Ghosts
- Ghosts cover
- Author: Raina Telgemeier
- Genre: Graphic novel; Fiction
- Publisher: Scholastic/Graphix
- Publication date: September 2016
- Media type: Print (Hardcover and Paperback)
- Pages: 256
- Awards: Eisner for Best Publication for Kids, 2017
- ISBN: 978-0-545-54067-4
- Dewey Decimal: 741.5/973
- LC Class: PZ7.7.T45 Gh 2016
- Website: goraina.com/ghosts

= Ghosts (graphic novel) =

Graphic novel by Raina Telgemeier

Ghosts is a fictional graphic novel written by Raina Telgemeier which tells the story of a young girl named Catrina and her family, who have recently moved to Bahía de la Luna (a fictional town incorporating aspects of Half Moon Bay, Pacifica, and Santa Cruz) in northern California. The move was intended to help the health of Catrina's little sister, Maya, who has cystic fibrosis.

==Plot==
The novel opens as the family is ordering at the drive-through of a fictional Double-Back Burger (the colors and logos of which are based on In-N-Out Burger) before leaving southern California for Bahía de la Luna.

As the sisters are exploring Bahía de la Luna, they are surprised by a boy named Carlos Calaveras, who turns out to be one of their new neighbors. Catrina and Maya explore their Mexican heritage with the help of Carlos, culminating in a Dia de los Muertos celebration in November.

==Development==
The magical realism of Ghosts marks a sharp change from Telgemeier's earlier works, which have been autobiographical (Smile [2010]; Sisters [2014]) or realistic fiction (Drama [2012]). Instead, Telgemeier depicts the titular ghosts as real but benevolent presences to help Catrina understand death and deal with Maya's terminal illness.

Telgemeier stated she was inspired to write Ghosts in part by the death of her young cousin Sabina, who died from cancer at the age of 13. The scenes from the Day of the Dead celebration were left blank in the initial manuscript submitted to Scholastic. Telgemeier waited until she had attended a Day of the Dead celebration in San Francisco to accurately express her experience in the story, which she later called "one of the most moving nights of my life."

Aspects of the town of Bahía de la Luna are inspired by Half Moon Bay, Moss Beach, Monterey, Morro Bay, and Santa Cruz.

The panels were colored by Braden Lamb.

==Reception, awards, and recognition==
The book received positive reviews. Dan Kois, reviewing for The New York Times called it "a typically empathetic and complex work from a gifted comics creator". Kirkus Reviews said Telgemeier showed "superior visual storytelling" in keeping readers "emotinally [sic] engaged and unable to put down this compelling tale". According to School Library Journal, it is a "can't miss-addition to middle grade graphic novel shelves".

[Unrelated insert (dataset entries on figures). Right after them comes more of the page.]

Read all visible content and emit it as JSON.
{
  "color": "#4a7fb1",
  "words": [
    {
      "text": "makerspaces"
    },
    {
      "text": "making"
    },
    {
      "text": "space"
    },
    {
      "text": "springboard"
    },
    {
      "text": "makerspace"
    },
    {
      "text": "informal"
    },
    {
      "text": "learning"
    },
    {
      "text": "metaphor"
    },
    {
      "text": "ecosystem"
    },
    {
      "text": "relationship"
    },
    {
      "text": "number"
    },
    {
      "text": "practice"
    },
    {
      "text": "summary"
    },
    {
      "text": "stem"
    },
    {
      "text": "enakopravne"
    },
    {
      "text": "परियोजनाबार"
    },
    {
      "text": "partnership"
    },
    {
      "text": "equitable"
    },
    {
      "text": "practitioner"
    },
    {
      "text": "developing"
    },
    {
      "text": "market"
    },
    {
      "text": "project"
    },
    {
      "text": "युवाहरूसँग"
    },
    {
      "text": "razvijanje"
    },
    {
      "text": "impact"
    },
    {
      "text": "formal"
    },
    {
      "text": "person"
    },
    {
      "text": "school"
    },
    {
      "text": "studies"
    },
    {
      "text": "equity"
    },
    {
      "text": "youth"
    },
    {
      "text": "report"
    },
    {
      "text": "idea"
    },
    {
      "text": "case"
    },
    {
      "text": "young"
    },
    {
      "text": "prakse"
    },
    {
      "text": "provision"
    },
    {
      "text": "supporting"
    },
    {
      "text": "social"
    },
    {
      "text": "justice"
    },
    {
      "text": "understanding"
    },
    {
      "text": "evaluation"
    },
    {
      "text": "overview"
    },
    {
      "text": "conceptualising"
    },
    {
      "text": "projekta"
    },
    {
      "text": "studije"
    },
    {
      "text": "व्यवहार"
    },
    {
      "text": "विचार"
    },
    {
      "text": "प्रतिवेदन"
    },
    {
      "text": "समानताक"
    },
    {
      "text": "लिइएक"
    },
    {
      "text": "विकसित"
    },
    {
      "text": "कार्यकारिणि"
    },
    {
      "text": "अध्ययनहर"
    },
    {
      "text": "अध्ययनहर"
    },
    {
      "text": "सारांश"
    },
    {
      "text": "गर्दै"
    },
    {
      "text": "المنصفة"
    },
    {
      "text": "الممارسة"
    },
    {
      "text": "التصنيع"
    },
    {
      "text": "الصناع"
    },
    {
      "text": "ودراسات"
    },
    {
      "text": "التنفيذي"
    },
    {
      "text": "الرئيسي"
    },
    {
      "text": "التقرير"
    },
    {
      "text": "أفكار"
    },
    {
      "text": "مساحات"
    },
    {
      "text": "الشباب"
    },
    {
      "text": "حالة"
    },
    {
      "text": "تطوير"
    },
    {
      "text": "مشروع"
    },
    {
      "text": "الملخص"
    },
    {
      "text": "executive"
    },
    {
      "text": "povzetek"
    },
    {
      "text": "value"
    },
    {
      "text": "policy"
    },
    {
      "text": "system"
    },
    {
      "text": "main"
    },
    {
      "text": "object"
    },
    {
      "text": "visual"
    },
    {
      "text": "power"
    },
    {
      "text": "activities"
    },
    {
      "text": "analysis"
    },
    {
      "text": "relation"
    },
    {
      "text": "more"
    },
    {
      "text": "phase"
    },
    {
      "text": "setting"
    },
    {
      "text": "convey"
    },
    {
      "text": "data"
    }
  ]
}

In 2017, Ghosts won an Eisner Award for Best Publication for Kids (ages 9–12) and the Dwayne McDuffie Award for Kids' Comics.

As of 2017 the paperback version had spent several weeks on The New York Times Best Sellers list under the category "Paperback Graphic Books."

===Appropriation charges===
After the novel was published, several readers pointed out the cultural appropriation of Dia de los Muertos as well as the problematic sanitized portrayal of the history of Spanish missions in California. Telgemeier responded by posting a short essay acknowledging the critical viewpoints on her website.